今は穏やかに接してきているが、後になって態度が変わるかもしれない。
(誰かと勘違いしているようだし、ここから逃げてレオンさんに助けを求めたほうがいいかも)
私は広い部屋の中央に椅子をあてがわれ、周囲には屈強な団員がいる。距離は保っているが、出入口と窓をさりげなく押さえる配置だ。
団長らしき人も含めて周囲に六人。突破は絶対不可能だ。扉は近いが、扉前に二人いる。外にも何十人もの騎士団員がいる。
窓は左奥にあるが、高さがある。よじ登る間に捕まるのがオチだろう。
こうなったら──
「あの⋯⋯お手洗いをお借りしたいのですが」
拘束されているわけではないから、単独移動の許可を引き出せれば、脱出できるかもしれない。
「かしこまりました。ご案内します」
団長と思わしき男が先導する。
「こちらです」
「ありがとうございます。自分で戻れますので、ここで大丈夫です」
「承知しました。先ほどの部屋でお待ちしております」
(よし、これで一人になれた)
扉を閉め、素早く見渡す。洗面台、木製の格子窓、換気用の小窓が二つ。
候補は格子窓。格子のピンは内側で外せる仕様。
(これはいけるかも。開口部は肩幅と手のひら一枚。ギリギリ通れる。地面まで2メートルくらいかな。これも多分大丈夫)
窓枠に指をかけ、蝶番のピンをねじる。軋む音を最小限に抑え、格子を外して床に寝かせる。
(なるほど⋯⋯詰め所の裏側に出る形になるのね。でも誰も配置してないなんて、セキュリティ的に大丈夫なのかな?まあ、私にとったら都合はいいんだけど)
便座に足をかけて腰を上げ、両肘で窓枠を押し広げるように体を通す。腹部が引っかかるが、息を吐き切って厚みを減らす。

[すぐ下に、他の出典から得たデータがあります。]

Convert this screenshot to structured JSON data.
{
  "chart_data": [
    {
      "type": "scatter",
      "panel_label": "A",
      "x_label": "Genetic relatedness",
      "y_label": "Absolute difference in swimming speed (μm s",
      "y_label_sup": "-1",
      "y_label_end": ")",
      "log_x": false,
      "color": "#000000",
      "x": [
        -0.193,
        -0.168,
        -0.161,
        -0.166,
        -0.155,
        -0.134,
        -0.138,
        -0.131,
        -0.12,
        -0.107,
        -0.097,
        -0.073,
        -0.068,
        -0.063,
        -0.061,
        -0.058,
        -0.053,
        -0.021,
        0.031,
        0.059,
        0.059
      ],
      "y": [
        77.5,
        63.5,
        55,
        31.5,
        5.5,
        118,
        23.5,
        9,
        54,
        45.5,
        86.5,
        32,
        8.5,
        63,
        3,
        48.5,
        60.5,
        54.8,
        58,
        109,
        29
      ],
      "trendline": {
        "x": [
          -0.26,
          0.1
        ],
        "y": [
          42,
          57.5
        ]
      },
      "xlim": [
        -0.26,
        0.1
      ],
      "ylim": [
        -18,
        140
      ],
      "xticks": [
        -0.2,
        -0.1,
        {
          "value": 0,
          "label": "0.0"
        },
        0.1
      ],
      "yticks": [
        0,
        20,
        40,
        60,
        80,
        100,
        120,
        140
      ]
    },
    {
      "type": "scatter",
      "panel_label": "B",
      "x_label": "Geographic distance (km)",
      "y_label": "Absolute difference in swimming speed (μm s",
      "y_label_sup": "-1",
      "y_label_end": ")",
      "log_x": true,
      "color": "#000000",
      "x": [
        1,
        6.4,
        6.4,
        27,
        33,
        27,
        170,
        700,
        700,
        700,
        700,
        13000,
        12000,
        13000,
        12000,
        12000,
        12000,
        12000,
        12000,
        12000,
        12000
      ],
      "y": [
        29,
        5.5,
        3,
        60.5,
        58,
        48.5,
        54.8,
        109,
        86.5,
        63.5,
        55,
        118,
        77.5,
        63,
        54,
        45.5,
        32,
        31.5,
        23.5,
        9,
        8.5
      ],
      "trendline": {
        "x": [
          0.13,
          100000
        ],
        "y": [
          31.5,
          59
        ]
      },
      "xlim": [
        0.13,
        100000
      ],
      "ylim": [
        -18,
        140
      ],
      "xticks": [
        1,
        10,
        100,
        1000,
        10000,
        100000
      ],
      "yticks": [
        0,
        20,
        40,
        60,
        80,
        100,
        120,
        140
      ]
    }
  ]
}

両手で外側の縁をつかみ、体を倒し込み、踵を壁に当てて速度を殺しながら地面へ。
そして、そのまま走って逃げる──はずだった。
「こんな小さな窓から抜けるなんて見事ですね。でも、怪我をしたらどうするんですか。ミナに何かあったら、私は悲しいです」
「わ、わあっ!?え!?」
背後から聞きなれた声がした。
「え?!レオンさん!なんでここに!?さっき見た時は誰もいなかったのに!」
「ルークが教えてくれました」
「⋯⋯ルーク?」
振り向けば、先ほどの騎士団長らしき男が静かに立っている。
「ミナ様⋯⋯いくらなんでも危険です。ミナ様なら、もしかすると、と思いましたが」
(え⋯⋯行動を読まれてたってこと⋯⋯?それに、今の言い方、彼は私を知ってる⋯⋯の?)
「ひとまず中へ戻りましょう」
扉が開く。先ほどの団員たちが素早く整列した。
「全員、整列!」
鎧が触れ合う音。全員が片膝をつき、深々と頭を垂れる。
「レオンさん⋯⋯あの、これは一体⋯⋯まさか総団長って、レオンさんだとか言わないですよね⋯⋯」
「申し訳ありません。彼らが買い物の邪魔したようで」
彼は視線をルークと呼ばれる団長へ。
「外出は私が許可した。彼女の好きにさせろ」
「しかし、護衛なしでは何かあった時に──」
レオンは無言でルークを睨みつけた。室内の空気がきりりと締まる。
「御意。大変失礼いたしました」
レオンは私へ向き直り、表情を和らげる。
「では、気を取り直して、今から一緒に買い物に行きましょう」
私が慌てて首を振ると、レオンは困ったような表情をする。
「あの、私は買い物に行きたいわけではなくて──その、この方達とはどういうご関係で?それに総団長とはどなたのことを指しているんでしょうか?」
その一言で、室内の雰囲気が変わる気配を感じた。周囲からあり得ないほどの視線を感じる。
「私です」
「え⋯⋯?」
開いた口が塞がらないというのは、今使うのが最も適切だと思う。
「ただの肩書きですし、ミナは何も気にせず、好きに暮らしたらいいのです。今後このようなことがないように努めますので」
「気にせずってそんな──」
「さあ、買い物の続きに行きましょう」
そして、いつの間にか、レオンさんは私のことをミナと呼ぶようになっていた。
笑顔でミナと口にしながら、その奥には揺るがぬ圧が潜んでいる。喉元まで出かかった問いかけを、今は飲み込むしかなかった。